Mosazai is up against a former anti-Soviet militia commander named Anwar Khan who's a member of parliament. While the electoral system has provincewide voting, in practice, candidates are trying to pick up votes in areas where they're well known, have strong ties, or both.

Mosazai's ties

Mosazai grew up in Kabul, but his family village is Qalay Dana, in Qarabagh district. His grandfather was one of the first men to get a formal education – running off to a madrasa before returning home a respectable Muslim scholar. His father went to university in the old Soviet Union, where he earned a geology degree and returned to teach at Kabul University. All along, the family kept strong ties to the area.
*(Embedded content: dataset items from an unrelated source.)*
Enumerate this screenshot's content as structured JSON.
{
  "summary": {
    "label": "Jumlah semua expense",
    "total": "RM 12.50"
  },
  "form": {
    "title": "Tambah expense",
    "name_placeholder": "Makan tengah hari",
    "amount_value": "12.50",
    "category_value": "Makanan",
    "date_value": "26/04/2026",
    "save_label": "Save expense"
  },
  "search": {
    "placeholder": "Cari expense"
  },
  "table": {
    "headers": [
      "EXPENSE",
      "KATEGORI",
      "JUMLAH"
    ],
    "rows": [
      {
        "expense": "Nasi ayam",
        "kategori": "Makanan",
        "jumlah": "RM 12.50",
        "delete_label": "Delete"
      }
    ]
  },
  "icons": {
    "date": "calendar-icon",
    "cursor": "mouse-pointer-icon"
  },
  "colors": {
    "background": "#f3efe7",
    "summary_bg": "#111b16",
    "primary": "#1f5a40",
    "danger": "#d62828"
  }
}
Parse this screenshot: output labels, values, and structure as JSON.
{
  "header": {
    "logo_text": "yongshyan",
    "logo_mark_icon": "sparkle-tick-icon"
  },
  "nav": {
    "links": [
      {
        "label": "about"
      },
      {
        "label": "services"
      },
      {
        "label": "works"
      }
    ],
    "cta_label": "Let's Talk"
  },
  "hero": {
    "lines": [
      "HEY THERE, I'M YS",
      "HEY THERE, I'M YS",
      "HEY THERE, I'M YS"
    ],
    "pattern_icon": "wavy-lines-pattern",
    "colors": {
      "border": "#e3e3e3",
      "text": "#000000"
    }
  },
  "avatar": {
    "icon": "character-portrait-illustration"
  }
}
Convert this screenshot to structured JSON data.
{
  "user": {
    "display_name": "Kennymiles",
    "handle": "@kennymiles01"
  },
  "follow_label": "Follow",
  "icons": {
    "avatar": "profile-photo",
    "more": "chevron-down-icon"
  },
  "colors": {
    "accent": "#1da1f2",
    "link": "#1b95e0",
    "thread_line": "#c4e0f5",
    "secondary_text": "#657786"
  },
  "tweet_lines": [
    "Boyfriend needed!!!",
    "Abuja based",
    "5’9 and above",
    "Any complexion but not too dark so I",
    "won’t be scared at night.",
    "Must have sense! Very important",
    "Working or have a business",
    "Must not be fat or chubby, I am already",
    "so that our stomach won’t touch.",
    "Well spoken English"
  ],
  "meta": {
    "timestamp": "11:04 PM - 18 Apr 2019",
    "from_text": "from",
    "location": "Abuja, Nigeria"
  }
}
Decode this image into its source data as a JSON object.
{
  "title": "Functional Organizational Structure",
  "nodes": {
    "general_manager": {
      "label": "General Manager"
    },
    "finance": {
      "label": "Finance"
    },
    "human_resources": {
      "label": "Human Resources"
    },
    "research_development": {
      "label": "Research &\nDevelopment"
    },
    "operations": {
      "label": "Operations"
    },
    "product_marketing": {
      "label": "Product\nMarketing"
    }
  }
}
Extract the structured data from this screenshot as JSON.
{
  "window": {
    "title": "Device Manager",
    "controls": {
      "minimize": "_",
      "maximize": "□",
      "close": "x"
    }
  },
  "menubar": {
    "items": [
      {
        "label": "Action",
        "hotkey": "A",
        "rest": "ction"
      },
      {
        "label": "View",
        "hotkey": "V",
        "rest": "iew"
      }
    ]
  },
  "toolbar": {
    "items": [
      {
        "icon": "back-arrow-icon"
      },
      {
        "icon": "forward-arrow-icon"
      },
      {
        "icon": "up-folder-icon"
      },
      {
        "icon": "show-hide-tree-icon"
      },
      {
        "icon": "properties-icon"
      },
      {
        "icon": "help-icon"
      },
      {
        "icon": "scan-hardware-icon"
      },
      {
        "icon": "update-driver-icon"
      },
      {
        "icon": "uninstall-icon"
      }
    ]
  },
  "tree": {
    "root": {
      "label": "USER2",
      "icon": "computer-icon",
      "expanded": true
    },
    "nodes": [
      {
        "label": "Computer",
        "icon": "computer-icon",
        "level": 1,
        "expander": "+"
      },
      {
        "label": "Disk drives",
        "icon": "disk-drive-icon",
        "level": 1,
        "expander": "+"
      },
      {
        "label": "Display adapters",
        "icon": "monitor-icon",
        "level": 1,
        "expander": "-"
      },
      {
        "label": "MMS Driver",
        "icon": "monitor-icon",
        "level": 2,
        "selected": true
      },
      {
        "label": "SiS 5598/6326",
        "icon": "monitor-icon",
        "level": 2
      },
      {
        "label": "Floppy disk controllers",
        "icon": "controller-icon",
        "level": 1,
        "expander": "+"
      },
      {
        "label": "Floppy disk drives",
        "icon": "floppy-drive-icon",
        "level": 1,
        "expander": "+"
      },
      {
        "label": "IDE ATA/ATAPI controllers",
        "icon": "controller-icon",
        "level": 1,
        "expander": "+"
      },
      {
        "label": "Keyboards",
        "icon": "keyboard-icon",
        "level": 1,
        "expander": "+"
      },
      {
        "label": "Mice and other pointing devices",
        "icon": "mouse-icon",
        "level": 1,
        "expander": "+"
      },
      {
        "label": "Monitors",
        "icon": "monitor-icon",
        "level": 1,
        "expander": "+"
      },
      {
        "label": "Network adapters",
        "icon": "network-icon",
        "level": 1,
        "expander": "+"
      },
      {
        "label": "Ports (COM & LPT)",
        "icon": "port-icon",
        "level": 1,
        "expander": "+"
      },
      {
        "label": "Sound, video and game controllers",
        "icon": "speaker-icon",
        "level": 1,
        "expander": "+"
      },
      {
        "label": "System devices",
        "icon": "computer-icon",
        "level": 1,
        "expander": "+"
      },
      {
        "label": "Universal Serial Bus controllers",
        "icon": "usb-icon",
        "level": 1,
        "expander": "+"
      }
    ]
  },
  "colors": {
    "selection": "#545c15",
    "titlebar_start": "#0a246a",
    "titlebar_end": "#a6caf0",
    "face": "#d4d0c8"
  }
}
Qarabagh is about an hour's drive north of Kabul and the district nestles up against the vast US military base at Bagram. But once off main roads and on the dirt tracks that rumble along Soviet-built irrigation canals and dry riverbeds near the summer camps of nomads, it feels a world away. It's dominated by multifamily, mud-walled compounds, where the remains of Soviet bombs have been fashioned into fences to keep goats out of gardens and grape orchards.

In a day campaigning in the area, which involves meeting with 30 or so men in a series of villages, Mosazai hears complaints that money appropriated to pave roads appears to have vanished and that Mr. Khan, elected five years ago, has failed to build schools or medical clinics. "We haven't seen him since the last campaign," says one local elder. "We haven't seen him since. I've heard he's built himself a house in Kabul and that's about it."